Which leads Ms. Riley, and us, to the logical conclusion. Abortion has become an expensive, morally questionable form of birth control used by women who hope things will develop, over nine months, into a situation in which they feel comfortable bearing a child. But when circumstances do not comply with their hopes, they opt to terminate the pregnancy instead.

When you depart from the purely emotional arguments about "a woman's body," etc., and look at the facts, you rapidly realize that the issue is not about young, inner-city, uneducated women who have accidentally 'made a mistake.' Rather, it appears that our moral retreat on the question of how our society views the sanctity and right of each life to be protected has resulted in many women callously choosing to become pregnant, realizing that they can wait quite a few months and simply abort the child.

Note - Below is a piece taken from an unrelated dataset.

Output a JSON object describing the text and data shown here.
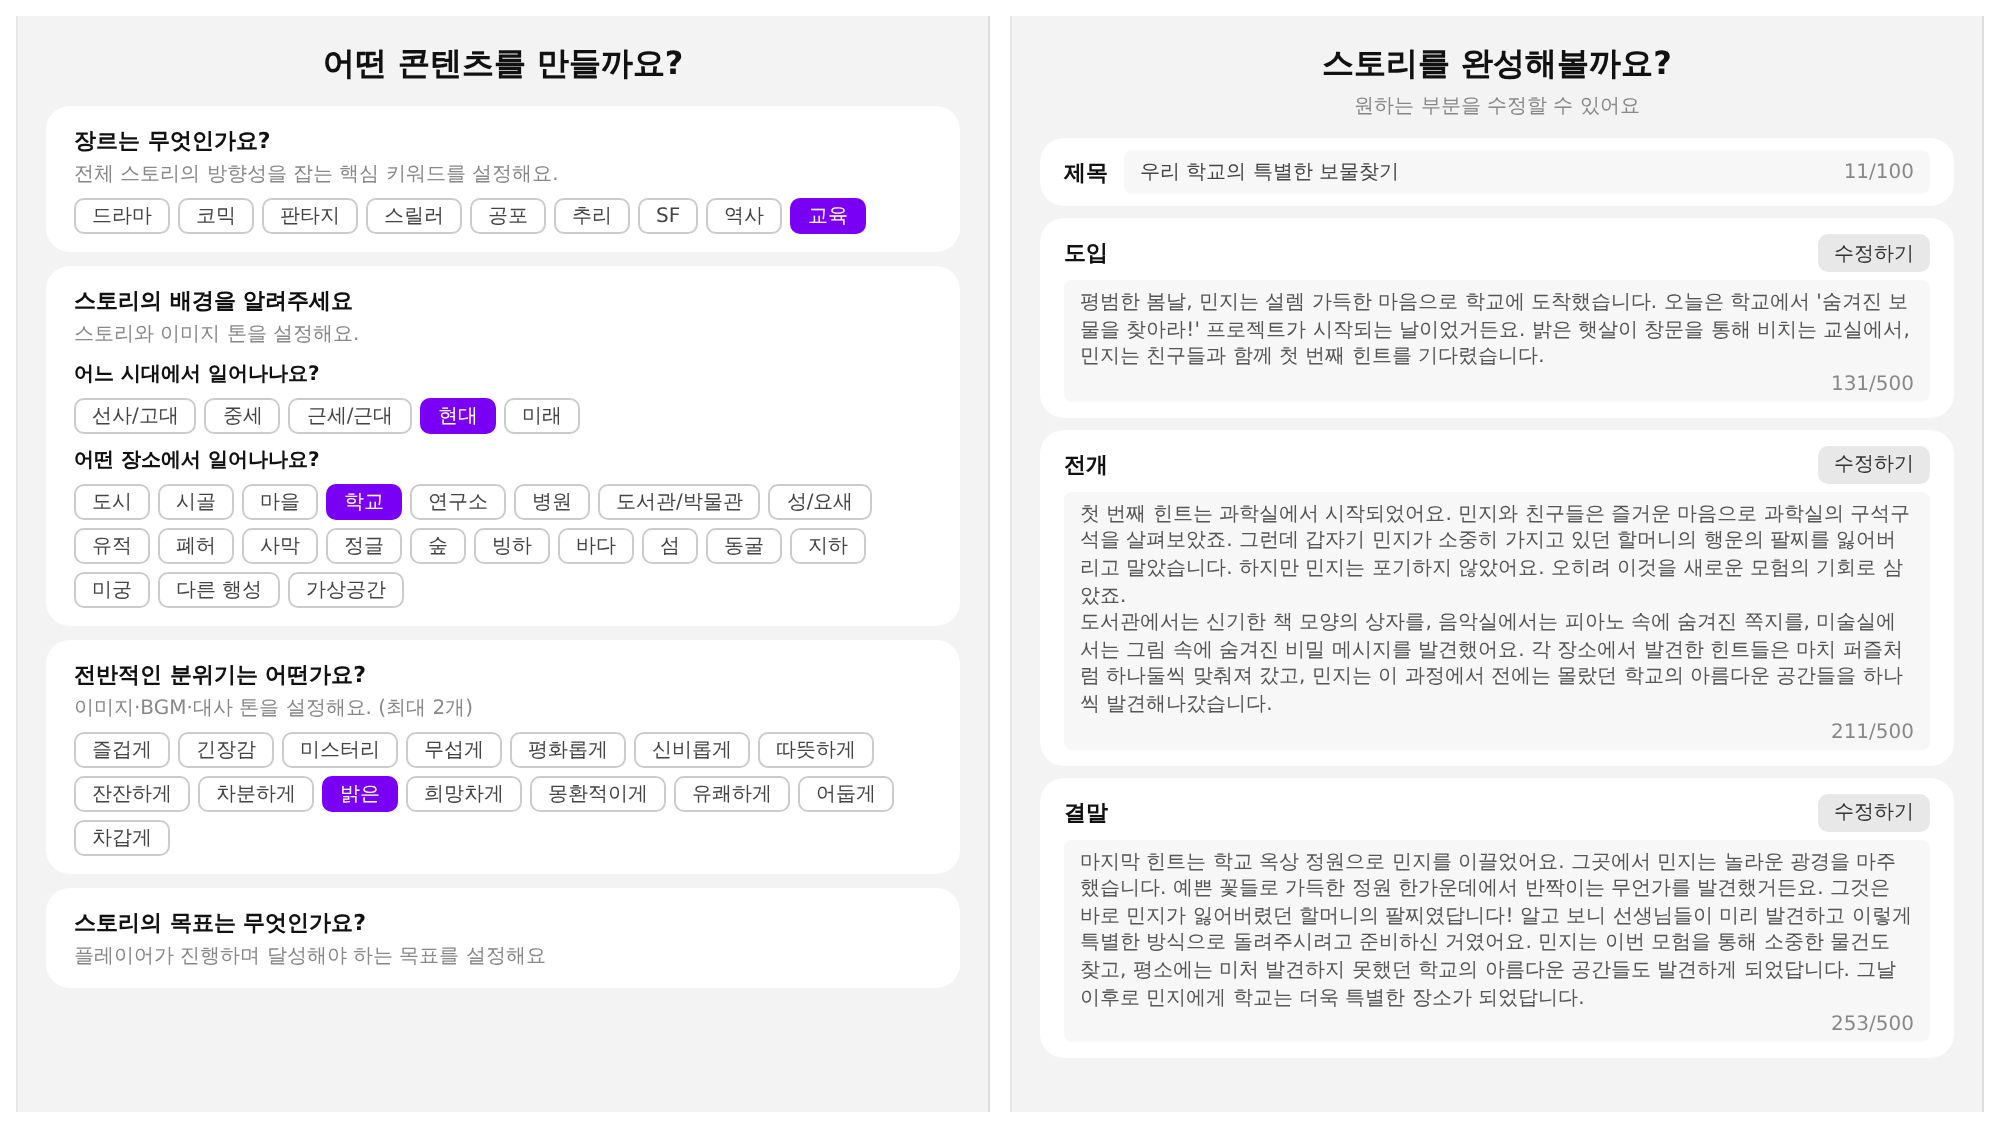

I'm not a single-issue voter, and I certainly don't intend to begin now, with this issue. However, I find the facts troubling. As part of a broader loosening of moral consistency in America, beginning in the late 1960s, our current dilemma vis a vis abortion, when electively used as birth control, seems to me to send entirely the wrong signal in a society which, in so many other areas, alleges to value life and protection of the weak. Of what value are so many governmentally-financed aid programs for surviving children, when our society actively supports the ability and means of women to abort other children before birth for no more reason than inconvenience?